As the cybersquatting problem grows, all domain owners suffer.

So we have to ask ourselves - who is losing more by not policing this stuff ourselves?

The answer to all these question lie wthin in us.


""Why is that? Trademark law has always placed the burden of enforcing trademark rights on their holders""

Yes, you are right but this industry is unlike any other industry.

The effects of ignoring the obvious and blatent trademark infringements gives everybody a bad name.

Laws are laws but they don't always make sense and we certainly can't wait for enforcement. What is Verizon losing by not enforcing a trademarked typo?? Probably not much. The entire domain community is suffering more than Verizon.

So we have to ask ourselves - who is losing more by not policing this stuff ourselves?

If the answer is us (as in the domaining community) then throw the concept of who is responsible for enforcing the trademark out the window.
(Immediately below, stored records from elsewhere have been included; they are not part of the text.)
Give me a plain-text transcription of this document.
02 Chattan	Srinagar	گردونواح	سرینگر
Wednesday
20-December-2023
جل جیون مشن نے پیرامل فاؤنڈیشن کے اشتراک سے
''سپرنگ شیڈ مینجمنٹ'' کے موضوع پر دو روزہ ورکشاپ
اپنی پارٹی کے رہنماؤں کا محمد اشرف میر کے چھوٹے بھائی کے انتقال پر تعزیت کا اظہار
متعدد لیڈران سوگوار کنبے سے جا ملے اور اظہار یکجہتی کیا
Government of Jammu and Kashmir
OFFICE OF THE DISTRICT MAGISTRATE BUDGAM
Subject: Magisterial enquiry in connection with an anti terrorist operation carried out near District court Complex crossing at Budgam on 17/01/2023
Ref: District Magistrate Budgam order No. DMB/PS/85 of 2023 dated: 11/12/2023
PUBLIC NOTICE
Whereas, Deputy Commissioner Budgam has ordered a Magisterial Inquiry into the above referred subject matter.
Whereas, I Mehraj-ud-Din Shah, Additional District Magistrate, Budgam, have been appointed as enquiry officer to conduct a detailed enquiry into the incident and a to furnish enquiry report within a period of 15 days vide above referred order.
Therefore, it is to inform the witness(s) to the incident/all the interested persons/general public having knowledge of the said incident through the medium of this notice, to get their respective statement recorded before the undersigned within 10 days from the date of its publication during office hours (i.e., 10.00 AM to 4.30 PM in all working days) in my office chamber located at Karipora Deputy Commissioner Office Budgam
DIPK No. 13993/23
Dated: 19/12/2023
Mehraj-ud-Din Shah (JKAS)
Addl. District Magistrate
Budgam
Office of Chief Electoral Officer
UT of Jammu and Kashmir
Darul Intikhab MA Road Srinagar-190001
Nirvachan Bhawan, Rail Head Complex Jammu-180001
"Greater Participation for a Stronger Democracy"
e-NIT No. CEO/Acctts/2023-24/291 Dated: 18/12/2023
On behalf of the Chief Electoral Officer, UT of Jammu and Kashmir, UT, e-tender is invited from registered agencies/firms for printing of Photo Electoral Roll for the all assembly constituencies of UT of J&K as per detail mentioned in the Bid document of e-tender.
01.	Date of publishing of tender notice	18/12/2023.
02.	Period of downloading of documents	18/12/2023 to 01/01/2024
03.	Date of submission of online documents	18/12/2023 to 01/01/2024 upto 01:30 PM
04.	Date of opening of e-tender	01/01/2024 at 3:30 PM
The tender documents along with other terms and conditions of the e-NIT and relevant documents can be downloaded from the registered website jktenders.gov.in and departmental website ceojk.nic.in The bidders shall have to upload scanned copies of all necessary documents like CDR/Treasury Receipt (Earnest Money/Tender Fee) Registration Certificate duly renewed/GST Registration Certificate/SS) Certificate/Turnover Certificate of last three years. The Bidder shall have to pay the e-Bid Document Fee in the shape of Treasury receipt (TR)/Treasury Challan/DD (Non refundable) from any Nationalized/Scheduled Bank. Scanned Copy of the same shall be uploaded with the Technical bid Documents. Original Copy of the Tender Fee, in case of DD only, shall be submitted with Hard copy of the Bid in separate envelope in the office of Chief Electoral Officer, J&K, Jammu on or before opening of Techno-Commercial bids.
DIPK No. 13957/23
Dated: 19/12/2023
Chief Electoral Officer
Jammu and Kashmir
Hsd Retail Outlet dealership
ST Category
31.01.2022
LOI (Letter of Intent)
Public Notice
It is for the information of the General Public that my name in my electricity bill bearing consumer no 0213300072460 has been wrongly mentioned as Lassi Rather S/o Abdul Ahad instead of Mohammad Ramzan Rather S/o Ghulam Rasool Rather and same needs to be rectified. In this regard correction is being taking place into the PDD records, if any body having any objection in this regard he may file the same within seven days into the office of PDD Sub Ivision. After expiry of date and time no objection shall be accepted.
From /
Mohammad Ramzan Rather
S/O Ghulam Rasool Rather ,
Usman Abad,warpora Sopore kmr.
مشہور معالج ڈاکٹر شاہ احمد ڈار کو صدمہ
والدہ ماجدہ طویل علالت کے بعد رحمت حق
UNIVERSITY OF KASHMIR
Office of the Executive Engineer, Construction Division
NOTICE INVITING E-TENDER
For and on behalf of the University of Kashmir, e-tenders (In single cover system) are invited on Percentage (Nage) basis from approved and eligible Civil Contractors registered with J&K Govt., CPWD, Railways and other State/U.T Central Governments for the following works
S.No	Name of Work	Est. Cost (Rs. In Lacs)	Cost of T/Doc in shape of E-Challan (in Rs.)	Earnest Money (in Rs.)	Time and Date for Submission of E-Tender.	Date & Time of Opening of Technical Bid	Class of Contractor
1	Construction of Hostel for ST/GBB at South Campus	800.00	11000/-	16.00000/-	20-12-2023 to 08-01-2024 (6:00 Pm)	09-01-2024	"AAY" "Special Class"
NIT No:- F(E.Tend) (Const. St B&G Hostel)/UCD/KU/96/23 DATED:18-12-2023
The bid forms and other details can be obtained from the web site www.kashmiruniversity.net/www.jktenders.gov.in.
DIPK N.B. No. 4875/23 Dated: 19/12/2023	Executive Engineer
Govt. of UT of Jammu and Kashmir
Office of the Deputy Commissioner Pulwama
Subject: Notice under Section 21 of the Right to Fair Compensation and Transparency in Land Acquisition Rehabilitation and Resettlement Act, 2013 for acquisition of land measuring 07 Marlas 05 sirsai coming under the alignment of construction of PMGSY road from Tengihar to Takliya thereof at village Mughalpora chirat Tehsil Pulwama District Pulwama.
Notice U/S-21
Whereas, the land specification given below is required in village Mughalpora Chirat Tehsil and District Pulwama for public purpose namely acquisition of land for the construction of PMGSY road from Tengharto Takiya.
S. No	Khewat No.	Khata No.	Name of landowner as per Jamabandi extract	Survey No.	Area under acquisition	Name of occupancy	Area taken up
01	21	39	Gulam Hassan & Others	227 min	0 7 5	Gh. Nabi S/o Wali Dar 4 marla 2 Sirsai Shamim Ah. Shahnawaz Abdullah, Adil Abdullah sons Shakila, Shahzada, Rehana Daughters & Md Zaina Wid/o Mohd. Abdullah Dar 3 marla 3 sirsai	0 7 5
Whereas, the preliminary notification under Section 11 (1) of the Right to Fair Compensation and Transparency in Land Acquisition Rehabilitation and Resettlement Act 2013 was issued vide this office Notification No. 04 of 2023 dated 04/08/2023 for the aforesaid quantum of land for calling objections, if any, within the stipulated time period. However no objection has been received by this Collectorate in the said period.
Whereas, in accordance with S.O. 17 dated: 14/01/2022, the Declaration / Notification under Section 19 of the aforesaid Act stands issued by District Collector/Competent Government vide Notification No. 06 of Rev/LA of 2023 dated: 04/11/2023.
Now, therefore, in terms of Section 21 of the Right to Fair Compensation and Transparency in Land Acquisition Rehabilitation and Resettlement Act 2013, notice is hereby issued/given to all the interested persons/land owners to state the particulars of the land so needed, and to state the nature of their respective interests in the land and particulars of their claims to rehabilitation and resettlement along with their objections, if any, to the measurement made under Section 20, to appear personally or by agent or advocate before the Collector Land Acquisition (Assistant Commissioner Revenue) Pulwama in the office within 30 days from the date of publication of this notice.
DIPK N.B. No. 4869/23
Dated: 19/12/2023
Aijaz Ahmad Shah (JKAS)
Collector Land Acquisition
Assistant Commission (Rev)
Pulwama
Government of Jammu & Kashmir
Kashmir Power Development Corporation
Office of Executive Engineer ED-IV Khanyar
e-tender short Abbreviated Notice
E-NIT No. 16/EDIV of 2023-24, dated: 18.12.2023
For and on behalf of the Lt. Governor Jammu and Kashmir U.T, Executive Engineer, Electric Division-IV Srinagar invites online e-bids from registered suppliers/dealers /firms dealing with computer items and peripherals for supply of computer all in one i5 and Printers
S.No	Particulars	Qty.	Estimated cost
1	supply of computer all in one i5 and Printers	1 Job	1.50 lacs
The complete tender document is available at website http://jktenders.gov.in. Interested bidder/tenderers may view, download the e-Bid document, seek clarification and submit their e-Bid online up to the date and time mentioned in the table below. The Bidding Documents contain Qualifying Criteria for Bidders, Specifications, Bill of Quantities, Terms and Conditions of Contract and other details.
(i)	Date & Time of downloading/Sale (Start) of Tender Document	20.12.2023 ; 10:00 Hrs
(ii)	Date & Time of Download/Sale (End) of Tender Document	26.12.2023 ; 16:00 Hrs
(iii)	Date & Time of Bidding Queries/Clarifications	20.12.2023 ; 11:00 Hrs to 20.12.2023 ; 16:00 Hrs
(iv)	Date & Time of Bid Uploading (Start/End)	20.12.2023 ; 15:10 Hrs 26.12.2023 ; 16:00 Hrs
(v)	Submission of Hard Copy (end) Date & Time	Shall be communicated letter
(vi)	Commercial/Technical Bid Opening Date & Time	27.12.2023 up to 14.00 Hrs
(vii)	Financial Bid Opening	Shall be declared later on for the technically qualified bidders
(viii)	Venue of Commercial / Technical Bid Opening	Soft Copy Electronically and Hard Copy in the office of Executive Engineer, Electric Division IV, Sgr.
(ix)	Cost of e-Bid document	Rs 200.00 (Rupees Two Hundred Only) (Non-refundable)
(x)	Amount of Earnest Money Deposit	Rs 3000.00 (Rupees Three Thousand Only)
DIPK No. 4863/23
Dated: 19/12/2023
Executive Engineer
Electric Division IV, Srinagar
That is simply a semantic argument for lawyers who practice law and not business owners who think about growing an industry.

As the cybersquatting problem grows, all domain owners suffer.

The argument that trademark owners should be responsible for enforcing thier trademarks is somewhat ridiculous when it comes to the top trademarks.

Why is that? Trademark law has always placed the burden of enforcing trademark rights on their holders.

Like anything else, there's good apples and bad apples. We might as well start calling all apples bad just because of a few rotten ones.

The argument that trademark owners should be responsible for enforcing thier trademarks is somewhat ridiculous when it comes to the top trademarks. Whether that's coke, pepsi, verizon - names like mozilla, google etc...

Auctioning off names like this is exactly why the industry continues to struggle for credibility from traditional respectable firms.

The domaining community is relatively small and what we need is to have a greater spotlight on the success stories beyond those who park names.

It may be great that someone made a million dollars from parking domains but as soon as someone sees $20 of that million is coming from a typo of verizon.com or google.com then the person (and the industry) loses more than we gain. Like anything in real life – people love to hate those who succeed and since most people do not understand this industry then we must clean up , educate and put those silly suits on to present ourselves in the fashion that tradiational , respectable industries understand albeit for a limited time.

Give them an inch and they will take a yard – whatever the expression is – the $20 from typos overshadows all the work, all the talent, all the money spent in accumulating a great portfolio because a spammer is a spammer – emails or trademark typos – the public does not know the difference.

In any other industry Frank, Kevin – sooo many of us would be asked to be on popular TV shows like Oprah, Regis and tell the great story of finding this business – all the shows that are credible with popular opinion. And popular opnion is what is needed at this point. Sad, but true.

Success will be measured when everyone knows what a domain is – still a few years to go on that if it’s only our choir preaching –

Back to the trademark auctions, It's too hard to police all of the lesser known trademarks but all auction houses - NameJet, TDNAM, Pool, etc ... should have ANY auction with a bid reviewed by legal for a “first look”. If it resembles a well known trademark then just pull it.